Les femmes chefs d’entreprise viennent-elles à peine de sortir de leur rôle de ménagère, qu’on leur demande déjà de passer à la vitesse supérieure. La Conférence économique organisée par Entreprendre au féminin avait du mal à dépasser cet enjeu.

Sitty Cheikh Ali, styliste comorienne et ancienne présidente de la CCIA Comores
Sitty Cheikh Ali, styliste comorienne et ancienne présidente de la CCIA Comores

Que des superwomen vendredi dans l’hémicycle Younoussa Bamana ! La première exportatrice de l’Union des Comores, la première présidente de la Chambre de commerce et d’Industrie du même pays, des “chefes” d’entreprises de la région, Madagascar, Union des Comores, La Réunion, Rodrigues, Mayotte… L’association Entreprendre au féminin à Mayotte organisait la première Conférence Économique régionale où on devait discuter avenir économique des entreprises mahoraises, mais aussi des obstacles à franchir quand entreprendre se conjugue au féminin.

Ce dernier thème fut largement développé, et replacé dans une société mahoraise, comorienne, africaine «encore tellement traditionaliste» : «à Rodrigues, la création d’entreprise ou l’ouverture d’un compte en banque sont soumises à l’autorisation du mari».

Deux témoignages forts l’illustraient. Celui de l’avocate du barreau de Mayotte, Fatima Ousseni d’origine comorienne qui, bien qu’en France depuis sa plus tendre enfance, subît la pression d’une famille conservatrice : «obligée de me fiancer et de me marier à un comorien, j’ai malgré tout suivi le droit à Paris 1». Et c’est enceinte qu’elle passera ses examens pour devenir avocate. «Au milieu d’étudiants du même âge, comorienne et enceinte, ce n’était pas facile !» retrace-t-elle avec une émotion toujours présente qui s’exacerbe : «je porte une très lourde responsabilité, celle de n’avoir pu profiter de mes enfants. La question ne se pose pas de cette manière pour les hommes !».

Hommes, je vous aime 

Et des hommes, dont une dizaine était présent dans un hémicycle du Conseil général au demeurant rempli aux deux tiers, il en fut beaucoup question. Sans remonter jusqu’à Adam et sa feuille de vigne (ouf !), ils furent à l’honneur comme chasseur de gibier à la Préhistoire, «alors que la femme gardait le foyer. La donne a changé pendant la guerre quand les femmes durent les remplacer à l’usine».

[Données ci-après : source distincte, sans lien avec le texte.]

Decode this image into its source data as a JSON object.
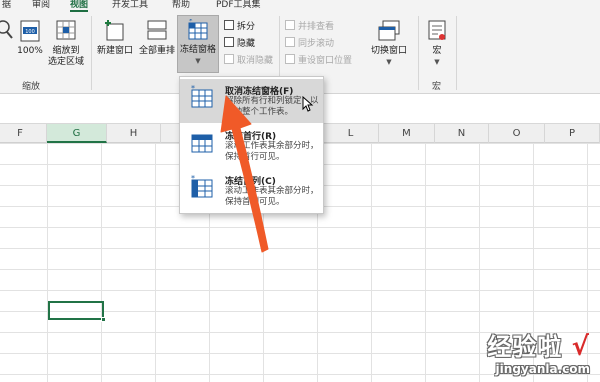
{
  "tabs": [
    "据",
    "审阅",
    "视图",
    "开发工具",
    "帮助",
    "PDF工具集"
  ],
  "active_tab": "视图",
  "ribbon": {
    "zoom_group": {
      "zoom_100": "100%",
      "zoom_to_selection_line1": "缩放到",
      "zoom_to_selection_line2": "选定区域",
      "label": "缩放"
    },
    "new_window": "新建窗口",
    "arrange_all": "全部重排",
    "freeze_panes": "冻结窗格",
    "split": "拆分",
    "hide": "隐藏",
    "unhide": "取消隐藏",
    "view_side_by_side": "并排查看",
    "sync_scroll": "同步滚动",
    "reset_window_position": "重设窗口位置",
    "switch_windows": "切换窗口",
    "macros": "宏",
    "macros_group_label": "宏"
  },
  "columns": [
    "F",
    "G",
    "H",
    "I",
    "J",
    "K",
    "L",
    "M",
    "N",
    "O",
    "P"
  ],
  "selected_column": "G",
  "freeze_menu": {
    "items": [
      {
        "title": "取消冻结窗格(F)",
        "desc": "解除所有行和列锁定，以滚动整个工作表。"
      },
      {
        "title": "冻结首行(R)",
        "desc": "滚动工作表其余部分时，保持首行可见。"
      },
      {
        "title": "冻结首列(C)",
        "desc": "滚动工作表其余部分时，保持首列可见。"
      }
    ]
  },
  "watermark": {
    "text": "经验啦",
    "check": "√",
    "url": "jingyanla.com"
  },
  "colors": {
    "accent": "#217346",
    "arrow": "#f05a28"
  }
}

«Mon mari cuisine», citait l’une, Rodriguaise, «le mien est chef d’entreprise, comme ma mère d’ailleurs, nous confions les enfants à la famille proche» témoignait la vice-présidente d’Entreprendre au féminin. Pas sûr que lors du Concept Canal du Mozambique, une seule minute ait été consacrée aux épouses des acteurs en présence.

L’équilibre, c’est Sitty, styliste et comorienne voilée, qui va le donner : d’une  famille conservatrice -son père est imam- le salut viendra, et c’est une constante à travers les témoignages, du côté maternel. «Bien qu’illettrée, ma mère m’a élevée dans l’idée que je ne devrai jamais être dépendante de mon mari. Et je suis mariée avec un imam !» Rires dans la salle. «Mais il n’est obligé ni de faire la cuisine, ni de passer la serpillière, et pourtant, je travaille avec une boite américaine, quand j’ai un meeting au Canada, j’y vais !». Et s’adressant à toutes les douleurs, «avant de créer une entreprise, il faut aimer le faire».

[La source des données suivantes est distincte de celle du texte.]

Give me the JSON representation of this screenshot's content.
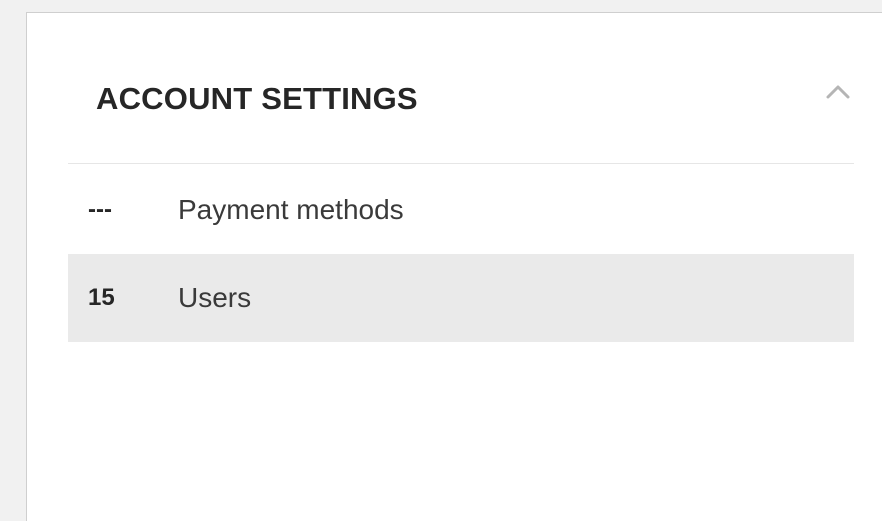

Une « division sexuelle du travail »

Daniel-Martial Henry appelle à une révolution des tabous
Daniel-Martial Henry appelle à une révolution des tabous

«Ne vous apitoyez pas sur votre sort !» provoquait Daniel-Martial Henry qui expliquait les difficultés par «la division sexuelle du travail induite par des tabous dont il faut sortir : l’homme pêche au moyen d’objets tranchants, fait couler le sang, la femme utilise le djarifa et ne tue que la pieuvre qui ne saigne pas. Car une personne non circoncise, comme la femme, ne peut égorger un animal», cherchant à démontrer que seule la transcendance culturelle permettra d’arriver à une égalité femme-homme.

Les douleurs exprimées, peu de place avait été laissée pour de véritables propositions. «Il va falloir cadrer le débat avec des thématiques plus poussées» rappelait à l’ordre Daniel-Martial Henry, «parler de dégagement de bénéfices, présenter des données chiffrées etc.» Mais ce n’est qu’une première conférence, convenait-il.

Quelques pistes cependant : «trouver les secteurs où les femmes vont pouvoir créer de la valeur ajoutée pour s’accaparer l’économie» glissait Fatima Ousseni, «développer les moyens de communication Comores-Etats Unis pour honorer rapidement mes commandes» réclamait Sitty la styliste. Pour les seconder, une grosse crèche devrait bientôt être créée, «de 60 places et plusieurs micro-crèches» indiquait Sylvie Espécier, sous-préfète à la Cohésion sociale.

Une première conférence dont l’organisation fut difficile soulignait Ahamed Attoumani-Douchina, conseiller général de Kani-Kéli, «et qui ne doit sa réussite qu’à la capacité d’anticipation des femmes.» Les clichés ne sont jamais loin.